CARACAS, Venezuela (ChattahBox) – Venezuelan President Hugo Chavez said Sunday that Russian warships will soon reach his country’s Caribbean coast for joint naval exercises. It’s the first such deployment by the Russian navy in the Caribbean since the Cold War.  Hello Cuba!

Chavez said the Russian ships “will enter Venezuelan waters within a matter of hours.” Russia is sending the nuclear-powered cruiser Peter the Great, the destroyer Admiral Chabanenko, and logistical vessels including a tugboat and a supply ship. The ships are scheduled to hold joint exercises with Venezuela’s navy starting Dec. 1.

Chavez has been boosting ties with Russia while tensions with the U.S. have grown, and he has bought more than $4 billion in Russian weapons.
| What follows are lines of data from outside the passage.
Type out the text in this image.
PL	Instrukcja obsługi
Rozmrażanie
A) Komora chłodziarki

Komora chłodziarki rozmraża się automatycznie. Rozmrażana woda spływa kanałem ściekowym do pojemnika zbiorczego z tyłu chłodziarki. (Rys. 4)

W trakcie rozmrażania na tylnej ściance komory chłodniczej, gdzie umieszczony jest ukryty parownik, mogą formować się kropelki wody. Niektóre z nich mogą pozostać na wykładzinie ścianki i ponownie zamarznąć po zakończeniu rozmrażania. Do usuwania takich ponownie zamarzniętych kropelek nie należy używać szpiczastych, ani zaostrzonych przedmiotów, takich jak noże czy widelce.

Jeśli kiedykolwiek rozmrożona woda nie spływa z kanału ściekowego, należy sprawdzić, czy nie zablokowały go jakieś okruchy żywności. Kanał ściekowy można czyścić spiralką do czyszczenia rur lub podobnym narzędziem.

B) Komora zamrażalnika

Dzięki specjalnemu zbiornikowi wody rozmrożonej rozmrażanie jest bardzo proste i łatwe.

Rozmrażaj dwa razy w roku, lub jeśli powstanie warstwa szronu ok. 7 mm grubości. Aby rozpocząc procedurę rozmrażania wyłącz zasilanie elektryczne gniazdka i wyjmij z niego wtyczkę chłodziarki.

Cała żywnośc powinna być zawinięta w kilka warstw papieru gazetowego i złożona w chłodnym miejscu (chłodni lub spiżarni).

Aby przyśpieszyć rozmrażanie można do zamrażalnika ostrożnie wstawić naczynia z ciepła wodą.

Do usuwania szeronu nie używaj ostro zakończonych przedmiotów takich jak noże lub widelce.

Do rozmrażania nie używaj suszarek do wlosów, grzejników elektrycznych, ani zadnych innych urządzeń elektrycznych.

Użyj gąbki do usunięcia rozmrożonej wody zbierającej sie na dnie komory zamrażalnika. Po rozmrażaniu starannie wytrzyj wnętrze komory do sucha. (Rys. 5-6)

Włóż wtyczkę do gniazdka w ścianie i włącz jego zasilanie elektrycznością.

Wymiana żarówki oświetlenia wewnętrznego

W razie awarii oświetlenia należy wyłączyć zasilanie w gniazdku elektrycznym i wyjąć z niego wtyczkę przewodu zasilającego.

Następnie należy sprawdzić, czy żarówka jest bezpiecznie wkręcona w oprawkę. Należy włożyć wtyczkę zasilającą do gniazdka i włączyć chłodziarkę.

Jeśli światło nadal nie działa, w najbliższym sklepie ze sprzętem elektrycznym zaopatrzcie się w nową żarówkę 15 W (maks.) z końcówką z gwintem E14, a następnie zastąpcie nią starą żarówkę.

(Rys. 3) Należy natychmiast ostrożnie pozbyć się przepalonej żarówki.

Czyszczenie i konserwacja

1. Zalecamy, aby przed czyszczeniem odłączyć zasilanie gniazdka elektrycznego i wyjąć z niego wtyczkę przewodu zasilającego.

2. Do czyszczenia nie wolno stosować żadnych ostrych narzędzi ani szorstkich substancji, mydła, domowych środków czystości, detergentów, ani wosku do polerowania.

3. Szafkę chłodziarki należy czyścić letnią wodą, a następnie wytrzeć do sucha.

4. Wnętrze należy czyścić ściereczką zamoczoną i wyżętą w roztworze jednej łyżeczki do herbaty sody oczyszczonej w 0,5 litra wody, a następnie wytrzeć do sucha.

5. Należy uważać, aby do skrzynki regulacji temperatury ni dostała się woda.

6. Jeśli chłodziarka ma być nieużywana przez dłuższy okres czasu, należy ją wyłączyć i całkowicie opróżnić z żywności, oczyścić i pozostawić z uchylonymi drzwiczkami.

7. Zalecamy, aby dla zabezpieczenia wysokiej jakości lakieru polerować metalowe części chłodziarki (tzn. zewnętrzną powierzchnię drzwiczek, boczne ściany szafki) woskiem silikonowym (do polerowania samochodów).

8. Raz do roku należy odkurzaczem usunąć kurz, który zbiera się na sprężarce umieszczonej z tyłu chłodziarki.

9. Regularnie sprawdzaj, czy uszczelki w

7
Chavez is also expecting a visit by Russian President Dmitry Medvedev starting Wednesday as part of a Latin American tour.

Recent election results set the stage for more tensions as lower oil prices and soaring inflation increase the pressure on Venezuela’s President.  Venezuela’s opposition cut into President Hugo Chávez’s majority during local elections on Nov. 23, setting the stage for increased political tensions.

The opposition, a fractious coalition of more than a dozen political parties united only by their dislike of Chávez, won five of the country’s 22 contested governorships, including those for the country’s three most populous states, as well as the Caracas mayor’s office. Candidates of Chávez’s new United Socialist Party of Venezuela won the remaining 17, largely in the country’s less populated rural areas. Before the vote, the opposition held only two statehouses.

Venezuela, the fourth-largest oil supplier to the U.S., is facing a difficult 2009, especially in the face of falling oil prices. Revenue from oil makes up more than 90% of the country’s exports and provides the government with 50% of its money. Prices for Venezuelan crude, which is tilted toward less costly heavy oils, have fallen more than 70% since they topped $132 a barrel in July. Last week, the price closed at $40.68.

Analysts have estimated that Chávez needs oil at a price of at least $80 a barrel to cover current expenditures.